Foreigners

Russia’s Empire Strikes Back

Vladimir Putin’s empire-building has little to do with Russia’s interests. It’s all about what’s good for him and his cronies.

Russian President Vladimir Putin.
Russian President Vladimir Putin.

Photo by Vyacheslav Oseledko/AFP/Getty Images

“Right makes might, and not the other way around,” President Obama said in the Rose Garden a few weeks ago. We all know what he meant: In this age of soft power, great countries can win friends not through the use of brute force but through their books and movies, their sophisticated economies, their technological innovations, and, above all, through their attractive and inspiring national ideals. 

Maybe that’s true, some of the time. But for those who find soft power difficult to wield, hard power is still available. Indeed, in the very same week that the American president made his Rose Garden speech, events on the other side of the globe were proving that might certainly can make right. Even while the world’s attention was fixed on Russian-American diplomacy in Syria, back home Russian President Vladimir Putin was pulling off a much quieter but potentially more significant diplomatic coup. After three years of intensive negotiations, Armenia, Russia’s neighbor, had been on the brink of signing an association agreement, including a comprehensive trade agreement, with the European Union. But on Sept. 3—right in the middle of the Syria crisis—the Armenian government abruptly declared that it would drop the whole project. Rather than aligning itself with the world’s largest free-trade zone and some of the world’s most sophisticated democracies, Armenia decided to stick with Russia, Belarus, and Kazakhstan, and to join the Eurasian Customs Union instead.  

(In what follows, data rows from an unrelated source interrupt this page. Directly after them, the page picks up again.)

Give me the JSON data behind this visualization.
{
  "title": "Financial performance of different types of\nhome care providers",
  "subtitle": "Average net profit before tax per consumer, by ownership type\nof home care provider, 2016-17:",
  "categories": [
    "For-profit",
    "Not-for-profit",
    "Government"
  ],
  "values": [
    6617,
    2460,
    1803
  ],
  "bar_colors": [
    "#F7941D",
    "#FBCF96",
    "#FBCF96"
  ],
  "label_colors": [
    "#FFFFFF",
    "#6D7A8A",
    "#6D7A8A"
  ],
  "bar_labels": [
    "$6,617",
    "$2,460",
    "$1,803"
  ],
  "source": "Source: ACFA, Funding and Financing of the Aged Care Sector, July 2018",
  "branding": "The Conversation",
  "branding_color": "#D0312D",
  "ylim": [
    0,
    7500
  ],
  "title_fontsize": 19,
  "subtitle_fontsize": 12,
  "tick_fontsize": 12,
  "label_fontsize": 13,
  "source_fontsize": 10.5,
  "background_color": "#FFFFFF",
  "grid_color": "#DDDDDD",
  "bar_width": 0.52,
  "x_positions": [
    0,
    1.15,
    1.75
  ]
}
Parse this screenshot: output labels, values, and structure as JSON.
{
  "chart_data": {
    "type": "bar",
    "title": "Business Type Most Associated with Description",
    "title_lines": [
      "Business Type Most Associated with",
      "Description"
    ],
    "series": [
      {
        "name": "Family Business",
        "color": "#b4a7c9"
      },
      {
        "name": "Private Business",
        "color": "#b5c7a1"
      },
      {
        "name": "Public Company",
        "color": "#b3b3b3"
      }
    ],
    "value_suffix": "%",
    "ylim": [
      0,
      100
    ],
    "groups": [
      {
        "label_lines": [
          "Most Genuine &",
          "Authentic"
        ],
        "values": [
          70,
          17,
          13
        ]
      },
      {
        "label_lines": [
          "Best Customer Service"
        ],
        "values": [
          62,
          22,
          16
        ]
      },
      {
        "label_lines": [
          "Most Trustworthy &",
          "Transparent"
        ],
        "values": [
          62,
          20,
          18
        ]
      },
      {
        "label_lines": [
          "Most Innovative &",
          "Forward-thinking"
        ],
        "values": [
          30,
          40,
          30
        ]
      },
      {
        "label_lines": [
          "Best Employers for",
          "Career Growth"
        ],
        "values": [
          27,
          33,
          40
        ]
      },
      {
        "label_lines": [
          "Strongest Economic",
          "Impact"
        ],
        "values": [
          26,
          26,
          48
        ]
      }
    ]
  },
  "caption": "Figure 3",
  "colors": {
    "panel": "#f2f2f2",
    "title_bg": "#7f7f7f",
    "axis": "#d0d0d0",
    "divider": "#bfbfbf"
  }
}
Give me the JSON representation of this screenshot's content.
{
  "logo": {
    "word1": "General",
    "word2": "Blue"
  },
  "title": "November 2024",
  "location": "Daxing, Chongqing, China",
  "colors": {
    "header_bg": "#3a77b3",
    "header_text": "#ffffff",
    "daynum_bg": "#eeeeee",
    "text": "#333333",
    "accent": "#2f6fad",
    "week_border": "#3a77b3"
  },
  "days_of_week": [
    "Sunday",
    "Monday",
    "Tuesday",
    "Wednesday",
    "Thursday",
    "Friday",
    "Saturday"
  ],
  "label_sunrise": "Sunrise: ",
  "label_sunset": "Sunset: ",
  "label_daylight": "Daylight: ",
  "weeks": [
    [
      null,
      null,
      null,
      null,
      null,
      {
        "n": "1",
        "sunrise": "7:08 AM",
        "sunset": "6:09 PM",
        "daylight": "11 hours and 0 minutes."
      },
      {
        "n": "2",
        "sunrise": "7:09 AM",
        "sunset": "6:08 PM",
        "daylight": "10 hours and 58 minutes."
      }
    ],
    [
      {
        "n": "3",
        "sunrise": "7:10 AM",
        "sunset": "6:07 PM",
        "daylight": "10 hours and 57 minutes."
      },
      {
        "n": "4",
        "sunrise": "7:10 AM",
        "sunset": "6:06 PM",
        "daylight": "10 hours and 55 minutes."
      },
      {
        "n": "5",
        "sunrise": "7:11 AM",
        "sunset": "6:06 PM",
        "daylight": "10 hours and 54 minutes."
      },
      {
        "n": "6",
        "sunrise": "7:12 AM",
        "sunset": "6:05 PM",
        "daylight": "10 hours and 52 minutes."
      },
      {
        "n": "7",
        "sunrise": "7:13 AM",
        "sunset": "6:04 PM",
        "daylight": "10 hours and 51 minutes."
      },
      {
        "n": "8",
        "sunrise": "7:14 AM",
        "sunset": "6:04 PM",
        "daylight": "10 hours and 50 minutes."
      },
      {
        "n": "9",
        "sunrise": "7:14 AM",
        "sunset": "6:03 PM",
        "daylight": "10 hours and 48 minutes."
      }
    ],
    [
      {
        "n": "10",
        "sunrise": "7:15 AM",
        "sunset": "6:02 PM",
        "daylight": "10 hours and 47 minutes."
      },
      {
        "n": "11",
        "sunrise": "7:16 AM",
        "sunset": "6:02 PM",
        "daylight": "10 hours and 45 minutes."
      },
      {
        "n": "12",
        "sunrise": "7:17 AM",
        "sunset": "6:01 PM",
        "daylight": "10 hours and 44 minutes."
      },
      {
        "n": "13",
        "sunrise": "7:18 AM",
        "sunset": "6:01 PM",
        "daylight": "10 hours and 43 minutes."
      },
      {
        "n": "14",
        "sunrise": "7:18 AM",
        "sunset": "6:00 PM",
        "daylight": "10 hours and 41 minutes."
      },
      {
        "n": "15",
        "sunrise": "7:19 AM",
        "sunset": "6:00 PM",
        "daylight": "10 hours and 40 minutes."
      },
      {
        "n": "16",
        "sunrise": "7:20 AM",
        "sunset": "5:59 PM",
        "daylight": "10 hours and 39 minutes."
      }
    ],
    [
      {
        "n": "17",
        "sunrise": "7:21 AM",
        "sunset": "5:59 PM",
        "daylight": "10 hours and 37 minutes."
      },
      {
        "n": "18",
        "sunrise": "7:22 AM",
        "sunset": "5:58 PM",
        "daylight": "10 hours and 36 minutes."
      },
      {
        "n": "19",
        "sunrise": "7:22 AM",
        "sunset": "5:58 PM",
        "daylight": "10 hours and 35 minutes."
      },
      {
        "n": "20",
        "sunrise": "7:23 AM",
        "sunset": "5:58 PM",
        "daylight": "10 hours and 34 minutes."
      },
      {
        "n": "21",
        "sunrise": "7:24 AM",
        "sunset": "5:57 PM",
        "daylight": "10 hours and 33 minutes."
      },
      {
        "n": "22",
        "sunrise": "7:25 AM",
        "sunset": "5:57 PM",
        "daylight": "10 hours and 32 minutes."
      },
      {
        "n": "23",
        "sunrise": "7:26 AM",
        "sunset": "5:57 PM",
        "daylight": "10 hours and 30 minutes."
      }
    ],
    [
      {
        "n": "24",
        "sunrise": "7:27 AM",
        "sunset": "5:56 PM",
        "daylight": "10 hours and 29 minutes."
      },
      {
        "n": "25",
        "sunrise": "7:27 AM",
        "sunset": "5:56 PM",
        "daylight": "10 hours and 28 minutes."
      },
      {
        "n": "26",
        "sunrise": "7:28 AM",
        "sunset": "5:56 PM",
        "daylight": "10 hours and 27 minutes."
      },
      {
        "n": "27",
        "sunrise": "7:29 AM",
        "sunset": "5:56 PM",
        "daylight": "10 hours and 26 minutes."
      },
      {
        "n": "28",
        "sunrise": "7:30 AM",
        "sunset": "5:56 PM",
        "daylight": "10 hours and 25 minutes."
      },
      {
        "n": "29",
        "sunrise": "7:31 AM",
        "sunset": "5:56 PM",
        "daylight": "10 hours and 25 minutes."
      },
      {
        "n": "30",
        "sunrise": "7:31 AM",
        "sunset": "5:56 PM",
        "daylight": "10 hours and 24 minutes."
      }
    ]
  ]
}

No one pretends that Armenia was attracted by Russia’s soft power. By way of explanation, President Serzh Sargsyan explained that Armenia depends on Russia for it security, and that Armenia has a large diaspora living in Russia. This sounds odd: Most security alliances, NATO included, don’t require their members to join a customs union, and the presence of immigrants in one country doesn’t usually affect trade policy in another. But Armenia has been made anxious in recent weeks by Russian diplomatic overtures toward Azerbaijan, Armenia’s main rival, as well as by anti-immigrant rhetoric from Russian officials. The Armenians took the hint: If they signed the trade deal with Europe, Russia might sell more arms to their rival and expel the Armenians who live in Russia.

The Armenians were no doubt watching Russian moves elsewhere in their immediate neighborhood, where a distinct pattern is emerging. On Sept. 11, Russia banned the import of Moldovan wine, on the grounds that it is a “health hazard.” Ukrainian chocolates have suffered the same fate. Another old tactic, the use of gas pricing and supply as a tool of political influence, is being resurrected in Ukraine as well. In essence—and I’m summarizing here—the Russians have let the Ukrainians understand that if they drop their own negotiations with Europe and join the Eurasian Customs Union, the price of the gas they import from Russia could drop by more than half.

It’s an excellent offer, so much so that—examined objectively—it seems extraordinary that the Ukrainians have not accepted it already. But Ukraine is hesitating, and has been for some time. Even the country’s most Russo-philic politicians know that the decision represents not a short-term financial decision but a long-term civilizational choice, between the relatively open markets and open politics of Europe and the closed world of the former Soviet Union. One Armenian opposition politician explained the consequences of his country’s decision to choose Russia over Europe like this: “Armenia, by choosing the customs union instead of agreements with the EU will remain a country of oligarchs and monopolies just like Russia.”

Yet when examined objectively, it seems extraordinary that the Russians want their neighbors to make that kind of choice, too. Surely it’s in Russia’s own interests to share borders with countries that have broad international contacts, faster economic growth, access to Western markets, and therefore wealthier domestic consumers, who could buy Russian goods. Surely it’s in Russia’s own interests, in the long term, to have similar access to Western markets itself. If Europe did manage to craft association agreements with Armenia, Ukraine, and Moldova, there’s no reason to think that a similar arrangement with Russia would not eventually follow.

The explanation is as straightforward as it is sad: Russia’s ruling elite, led by President Putin, does not act in Russia’s interests. Russian elites act in their own interests. At the moment, they are convinced that economic nationalism and the language of neo-imperialism will win them popular support, and possibly private profits. I wonder how long the rest of the Russians will put up with it.